In the work of an Orson Welles or a Luchino Visconti, for example, one encounters an enormous seriousness about the historical moment, the social dynamics, the complexity of social relations, as well as an utter commitment to the truth about the individual, about human behavior—a tracing out of the relations between the social and the individual in a vivid and convincing, lifelike manner. These are films made from life, not from schemas, but made with real social and historical knowledge.

 

Social circumstances have shaped the current difficulties. We do not hold the individual artist responsible. As much as possible, we stay away from denouncing individual figures. These are objective problems. What have the film writers and directors seen?
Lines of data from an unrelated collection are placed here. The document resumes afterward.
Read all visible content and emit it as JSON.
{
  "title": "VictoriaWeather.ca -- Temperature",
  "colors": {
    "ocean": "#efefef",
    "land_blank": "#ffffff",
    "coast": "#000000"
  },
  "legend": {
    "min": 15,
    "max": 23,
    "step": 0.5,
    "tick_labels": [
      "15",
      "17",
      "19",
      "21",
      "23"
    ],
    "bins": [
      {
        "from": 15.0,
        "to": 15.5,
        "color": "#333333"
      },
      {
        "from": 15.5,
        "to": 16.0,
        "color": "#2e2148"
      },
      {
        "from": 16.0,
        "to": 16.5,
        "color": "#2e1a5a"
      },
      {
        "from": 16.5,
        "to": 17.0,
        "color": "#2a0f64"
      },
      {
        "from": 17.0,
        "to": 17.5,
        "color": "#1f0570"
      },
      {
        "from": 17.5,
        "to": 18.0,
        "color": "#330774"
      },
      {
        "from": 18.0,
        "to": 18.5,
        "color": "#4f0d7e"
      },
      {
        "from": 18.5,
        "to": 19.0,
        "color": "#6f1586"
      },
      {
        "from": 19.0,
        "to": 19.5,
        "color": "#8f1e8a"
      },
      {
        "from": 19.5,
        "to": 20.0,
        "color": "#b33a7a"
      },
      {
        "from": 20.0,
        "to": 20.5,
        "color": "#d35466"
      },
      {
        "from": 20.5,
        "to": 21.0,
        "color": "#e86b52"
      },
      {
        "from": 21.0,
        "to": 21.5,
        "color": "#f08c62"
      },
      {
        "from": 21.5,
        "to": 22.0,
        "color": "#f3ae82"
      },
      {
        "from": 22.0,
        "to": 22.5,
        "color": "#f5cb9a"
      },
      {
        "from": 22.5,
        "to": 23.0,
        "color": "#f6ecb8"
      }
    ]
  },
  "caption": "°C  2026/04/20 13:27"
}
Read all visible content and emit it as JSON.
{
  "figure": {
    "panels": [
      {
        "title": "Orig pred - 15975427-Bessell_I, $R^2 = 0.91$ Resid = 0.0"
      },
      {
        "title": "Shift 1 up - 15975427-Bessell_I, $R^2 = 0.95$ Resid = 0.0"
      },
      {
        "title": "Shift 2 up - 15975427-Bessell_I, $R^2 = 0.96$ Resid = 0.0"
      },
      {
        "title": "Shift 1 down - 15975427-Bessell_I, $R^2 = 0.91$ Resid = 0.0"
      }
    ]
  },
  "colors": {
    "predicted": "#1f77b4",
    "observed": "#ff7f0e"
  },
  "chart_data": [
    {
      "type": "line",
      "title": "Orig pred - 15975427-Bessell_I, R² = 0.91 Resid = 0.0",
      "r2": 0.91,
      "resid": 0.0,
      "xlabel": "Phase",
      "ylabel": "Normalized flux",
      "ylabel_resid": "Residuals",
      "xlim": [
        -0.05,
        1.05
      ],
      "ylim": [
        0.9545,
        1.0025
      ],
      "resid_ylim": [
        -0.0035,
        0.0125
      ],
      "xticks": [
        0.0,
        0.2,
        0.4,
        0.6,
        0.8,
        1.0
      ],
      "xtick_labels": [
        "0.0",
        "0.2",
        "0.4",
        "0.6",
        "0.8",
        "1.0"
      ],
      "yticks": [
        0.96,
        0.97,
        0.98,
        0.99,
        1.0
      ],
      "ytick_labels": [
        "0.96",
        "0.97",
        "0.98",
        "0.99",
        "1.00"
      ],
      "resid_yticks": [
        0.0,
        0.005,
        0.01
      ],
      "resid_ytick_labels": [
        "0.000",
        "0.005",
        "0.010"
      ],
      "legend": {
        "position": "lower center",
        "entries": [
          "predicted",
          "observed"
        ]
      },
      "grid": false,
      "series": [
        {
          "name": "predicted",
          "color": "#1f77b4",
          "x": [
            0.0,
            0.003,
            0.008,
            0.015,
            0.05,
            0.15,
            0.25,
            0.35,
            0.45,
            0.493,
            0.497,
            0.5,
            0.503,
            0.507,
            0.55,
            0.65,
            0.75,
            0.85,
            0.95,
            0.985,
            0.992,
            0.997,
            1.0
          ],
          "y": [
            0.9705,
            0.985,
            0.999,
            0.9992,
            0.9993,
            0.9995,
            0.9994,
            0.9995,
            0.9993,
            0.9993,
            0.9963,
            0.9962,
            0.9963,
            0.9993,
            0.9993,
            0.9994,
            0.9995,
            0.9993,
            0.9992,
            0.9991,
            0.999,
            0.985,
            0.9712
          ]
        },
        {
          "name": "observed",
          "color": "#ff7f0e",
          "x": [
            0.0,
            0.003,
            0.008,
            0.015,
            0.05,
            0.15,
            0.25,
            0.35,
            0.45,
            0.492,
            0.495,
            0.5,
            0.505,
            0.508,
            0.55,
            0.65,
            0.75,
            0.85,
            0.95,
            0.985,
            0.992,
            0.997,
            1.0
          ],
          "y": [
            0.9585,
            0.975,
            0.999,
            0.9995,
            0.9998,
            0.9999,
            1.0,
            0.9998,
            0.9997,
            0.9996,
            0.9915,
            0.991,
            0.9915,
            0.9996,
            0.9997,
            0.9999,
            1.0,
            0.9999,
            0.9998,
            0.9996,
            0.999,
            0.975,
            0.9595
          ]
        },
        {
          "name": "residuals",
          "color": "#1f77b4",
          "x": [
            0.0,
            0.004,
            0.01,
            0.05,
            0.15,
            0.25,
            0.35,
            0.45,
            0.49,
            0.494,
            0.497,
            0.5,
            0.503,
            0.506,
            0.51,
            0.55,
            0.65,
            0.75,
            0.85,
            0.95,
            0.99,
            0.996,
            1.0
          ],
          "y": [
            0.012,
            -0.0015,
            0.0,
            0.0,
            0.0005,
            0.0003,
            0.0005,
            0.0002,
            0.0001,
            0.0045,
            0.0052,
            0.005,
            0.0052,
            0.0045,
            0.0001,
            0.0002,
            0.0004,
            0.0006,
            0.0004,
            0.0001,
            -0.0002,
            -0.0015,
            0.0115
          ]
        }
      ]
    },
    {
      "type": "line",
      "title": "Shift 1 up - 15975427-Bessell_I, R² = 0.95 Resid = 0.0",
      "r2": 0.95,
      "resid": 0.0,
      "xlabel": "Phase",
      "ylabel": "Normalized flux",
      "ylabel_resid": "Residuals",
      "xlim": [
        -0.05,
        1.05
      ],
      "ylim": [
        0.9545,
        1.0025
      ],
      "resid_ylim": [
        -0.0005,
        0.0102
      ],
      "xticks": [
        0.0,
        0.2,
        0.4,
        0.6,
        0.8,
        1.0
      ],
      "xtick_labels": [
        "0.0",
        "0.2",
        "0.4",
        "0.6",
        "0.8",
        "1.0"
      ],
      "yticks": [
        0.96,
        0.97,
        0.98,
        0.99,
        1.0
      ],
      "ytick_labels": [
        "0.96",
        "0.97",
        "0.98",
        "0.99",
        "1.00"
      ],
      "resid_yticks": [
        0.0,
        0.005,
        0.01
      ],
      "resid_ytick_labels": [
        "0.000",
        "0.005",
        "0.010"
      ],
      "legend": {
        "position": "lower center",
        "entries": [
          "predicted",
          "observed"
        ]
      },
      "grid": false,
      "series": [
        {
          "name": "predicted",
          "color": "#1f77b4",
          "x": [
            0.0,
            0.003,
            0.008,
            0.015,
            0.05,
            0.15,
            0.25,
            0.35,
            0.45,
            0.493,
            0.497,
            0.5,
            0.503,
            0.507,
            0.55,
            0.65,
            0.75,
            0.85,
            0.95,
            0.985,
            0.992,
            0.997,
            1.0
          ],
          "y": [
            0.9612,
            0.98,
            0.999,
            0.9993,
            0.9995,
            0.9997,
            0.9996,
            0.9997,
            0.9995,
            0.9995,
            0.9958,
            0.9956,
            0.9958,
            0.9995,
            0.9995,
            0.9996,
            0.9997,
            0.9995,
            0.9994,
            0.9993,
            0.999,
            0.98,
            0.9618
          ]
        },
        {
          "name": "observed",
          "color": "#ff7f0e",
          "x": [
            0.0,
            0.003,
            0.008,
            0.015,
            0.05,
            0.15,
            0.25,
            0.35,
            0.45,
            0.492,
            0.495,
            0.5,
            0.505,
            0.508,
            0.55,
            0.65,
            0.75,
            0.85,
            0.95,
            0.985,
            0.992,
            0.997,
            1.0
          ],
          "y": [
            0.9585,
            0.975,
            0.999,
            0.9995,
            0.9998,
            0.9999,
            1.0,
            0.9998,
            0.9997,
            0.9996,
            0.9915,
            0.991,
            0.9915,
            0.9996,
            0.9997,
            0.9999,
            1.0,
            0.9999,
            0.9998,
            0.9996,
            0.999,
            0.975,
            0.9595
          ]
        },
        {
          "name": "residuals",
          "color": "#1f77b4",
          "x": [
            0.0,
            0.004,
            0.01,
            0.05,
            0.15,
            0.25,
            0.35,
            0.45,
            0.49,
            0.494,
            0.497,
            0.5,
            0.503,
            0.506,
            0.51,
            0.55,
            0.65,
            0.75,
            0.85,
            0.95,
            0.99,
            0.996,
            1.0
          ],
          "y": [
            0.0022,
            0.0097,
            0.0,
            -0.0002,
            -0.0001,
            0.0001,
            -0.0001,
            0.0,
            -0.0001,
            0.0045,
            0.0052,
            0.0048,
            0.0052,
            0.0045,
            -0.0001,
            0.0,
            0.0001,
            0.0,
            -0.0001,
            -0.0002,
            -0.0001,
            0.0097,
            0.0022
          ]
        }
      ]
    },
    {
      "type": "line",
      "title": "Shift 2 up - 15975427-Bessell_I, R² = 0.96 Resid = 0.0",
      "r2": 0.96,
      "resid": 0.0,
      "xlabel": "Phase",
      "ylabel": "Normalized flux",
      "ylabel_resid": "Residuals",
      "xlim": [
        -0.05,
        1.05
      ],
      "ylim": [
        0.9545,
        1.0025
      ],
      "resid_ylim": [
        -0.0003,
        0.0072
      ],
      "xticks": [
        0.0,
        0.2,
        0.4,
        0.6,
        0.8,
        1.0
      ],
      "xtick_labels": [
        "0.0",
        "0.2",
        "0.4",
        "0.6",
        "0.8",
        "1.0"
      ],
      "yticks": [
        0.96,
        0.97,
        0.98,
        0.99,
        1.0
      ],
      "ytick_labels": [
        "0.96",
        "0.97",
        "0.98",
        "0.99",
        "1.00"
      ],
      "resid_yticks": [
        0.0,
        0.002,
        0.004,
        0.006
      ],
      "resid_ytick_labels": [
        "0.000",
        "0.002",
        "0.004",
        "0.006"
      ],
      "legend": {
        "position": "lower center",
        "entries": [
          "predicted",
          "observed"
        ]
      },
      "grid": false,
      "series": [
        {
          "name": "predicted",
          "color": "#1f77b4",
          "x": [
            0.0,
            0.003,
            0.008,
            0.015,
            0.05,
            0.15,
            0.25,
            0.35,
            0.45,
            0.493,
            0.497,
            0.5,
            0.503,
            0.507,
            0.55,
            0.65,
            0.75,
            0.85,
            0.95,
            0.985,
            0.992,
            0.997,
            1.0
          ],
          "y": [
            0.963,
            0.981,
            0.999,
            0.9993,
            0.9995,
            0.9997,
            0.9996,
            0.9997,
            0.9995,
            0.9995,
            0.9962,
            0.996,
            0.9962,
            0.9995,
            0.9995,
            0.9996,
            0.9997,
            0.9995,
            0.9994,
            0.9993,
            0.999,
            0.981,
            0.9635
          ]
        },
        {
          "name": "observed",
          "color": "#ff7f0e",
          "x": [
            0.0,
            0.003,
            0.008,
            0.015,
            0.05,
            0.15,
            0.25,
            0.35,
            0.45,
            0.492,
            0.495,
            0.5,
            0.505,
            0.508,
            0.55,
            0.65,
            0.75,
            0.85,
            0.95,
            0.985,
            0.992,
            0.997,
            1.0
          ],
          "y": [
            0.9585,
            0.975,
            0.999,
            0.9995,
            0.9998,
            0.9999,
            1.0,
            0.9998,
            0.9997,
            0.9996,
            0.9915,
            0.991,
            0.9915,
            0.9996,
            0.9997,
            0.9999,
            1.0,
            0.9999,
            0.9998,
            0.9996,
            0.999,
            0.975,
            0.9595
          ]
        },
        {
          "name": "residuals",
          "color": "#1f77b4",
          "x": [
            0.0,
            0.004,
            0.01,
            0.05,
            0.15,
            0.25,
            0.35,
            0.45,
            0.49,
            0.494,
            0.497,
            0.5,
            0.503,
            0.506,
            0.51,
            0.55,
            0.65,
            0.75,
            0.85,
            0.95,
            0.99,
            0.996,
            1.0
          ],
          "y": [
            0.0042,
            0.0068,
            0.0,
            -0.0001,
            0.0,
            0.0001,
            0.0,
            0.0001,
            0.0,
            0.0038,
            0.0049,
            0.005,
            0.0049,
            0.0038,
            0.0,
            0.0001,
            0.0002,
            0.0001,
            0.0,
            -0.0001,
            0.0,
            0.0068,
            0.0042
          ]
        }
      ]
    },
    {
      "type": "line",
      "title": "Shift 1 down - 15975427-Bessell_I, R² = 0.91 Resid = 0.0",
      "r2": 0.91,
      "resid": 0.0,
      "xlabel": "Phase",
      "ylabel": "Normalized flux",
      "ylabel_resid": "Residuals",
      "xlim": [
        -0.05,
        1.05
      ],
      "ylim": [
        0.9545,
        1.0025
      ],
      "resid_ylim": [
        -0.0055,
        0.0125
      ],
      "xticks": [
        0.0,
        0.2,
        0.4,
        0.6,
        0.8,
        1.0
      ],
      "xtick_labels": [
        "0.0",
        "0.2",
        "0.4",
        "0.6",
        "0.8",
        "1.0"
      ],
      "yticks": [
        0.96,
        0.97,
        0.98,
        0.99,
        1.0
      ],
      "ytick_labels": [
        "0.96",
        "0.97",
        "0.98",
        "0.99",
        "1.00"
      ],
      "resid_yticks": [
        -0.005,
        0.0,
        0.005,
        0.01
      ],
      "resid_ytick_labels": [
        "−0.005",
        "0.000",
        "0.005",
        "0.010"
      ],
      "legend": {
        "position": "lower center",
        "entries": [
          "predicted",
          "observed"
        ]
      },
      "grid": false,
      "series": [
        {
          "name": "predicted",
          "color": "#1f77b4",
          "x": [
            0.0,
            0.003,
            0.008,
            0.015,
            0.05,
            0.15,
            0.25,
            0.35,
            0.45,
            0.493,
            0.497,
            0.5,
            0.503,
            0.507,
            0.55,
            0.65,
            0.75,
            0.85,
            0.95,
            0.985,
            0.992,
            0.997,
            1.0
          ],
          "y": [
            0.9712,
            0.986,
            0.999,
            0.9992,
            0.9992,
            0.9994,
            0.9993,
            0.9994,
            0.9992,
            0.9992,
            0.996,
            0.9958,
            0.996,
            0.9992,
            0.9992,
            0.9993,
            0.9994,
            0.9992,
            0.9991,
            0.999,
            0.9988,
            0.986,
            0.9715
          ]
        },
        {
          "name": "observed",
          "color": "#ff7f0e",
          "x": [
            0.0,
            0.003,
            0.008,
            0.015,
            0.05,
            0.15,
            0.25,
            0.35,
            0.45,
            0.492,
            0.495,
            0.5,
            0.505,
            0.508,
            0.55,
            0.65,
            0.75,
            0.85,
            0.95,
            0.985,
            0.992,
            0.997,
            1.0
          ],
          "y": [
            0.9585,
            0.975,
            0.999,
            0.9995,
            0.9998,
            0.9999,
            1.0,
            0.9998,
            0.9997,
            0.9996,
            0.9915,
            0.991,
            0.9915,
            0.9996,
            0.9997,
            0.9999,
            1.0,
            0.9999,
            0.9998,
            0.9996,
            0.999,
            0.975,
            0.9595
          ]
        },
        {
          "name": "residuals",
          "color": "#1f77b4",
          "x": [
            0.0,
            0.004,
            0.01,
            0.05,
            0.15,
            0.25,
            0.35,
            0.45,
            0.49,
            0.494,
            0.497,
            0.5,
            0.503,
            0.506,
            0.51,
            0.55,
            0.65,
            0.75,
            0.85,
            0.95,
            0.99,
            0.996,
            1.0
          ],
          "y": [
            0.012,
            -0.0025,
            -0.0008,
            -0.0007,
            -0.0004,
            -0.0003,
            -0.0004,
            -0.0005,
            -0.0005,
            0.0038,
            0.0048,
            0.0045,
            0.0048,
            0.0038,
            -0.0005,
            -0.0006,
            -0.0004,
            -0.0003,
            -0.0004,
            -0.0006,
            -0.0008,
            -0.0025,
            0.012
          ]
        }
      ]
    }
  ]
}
What do they know about life, social struggle, mass movement, opposition?

 

The struggle for artistic truth is difficult under all circumstances. It demands everything, for the important artist it poses itself as a life-and-death issue. Today’s filmmakers, instead, for the most part, have careers. Much of this will come to be seen as a curse, a burden.

 

One has to feel considerable optimism. Neither society nor filmmaking starts from zero. The history of both is lodged in the present moment. It has to be studied, extracted, worked through, as part of the process of coming to terms artistically with our times, our problems.

 

A great challenge has to be wedding the explosive new technologies, which are capable of the most astonishing imagery, the rapid forms of communication, the dynamics and the refinement of artistic devices brought into being in recent decades, with a far richer social and historical understanding. Important art is not created by accident, you do not stumble on it. As Hegel suggests, it does not come to the artist in his or her sleep. The unconscious and non-rational play a greater part in art than in science, but they are not the only elements. The artist needs to know something important, in order to feel and think more deeply.

 

Along these lines, with artists having lost much of the oppositional characteristics that were more widespread earlier in the past century, the role of Marxism, Trotskyism, is much more substantial in our period. We are called on to shed light on the general course of development and assist the artists with the great problems of artistic and historical perspective. This is what we have dedicated ourselves to at the World Socialist Web Site.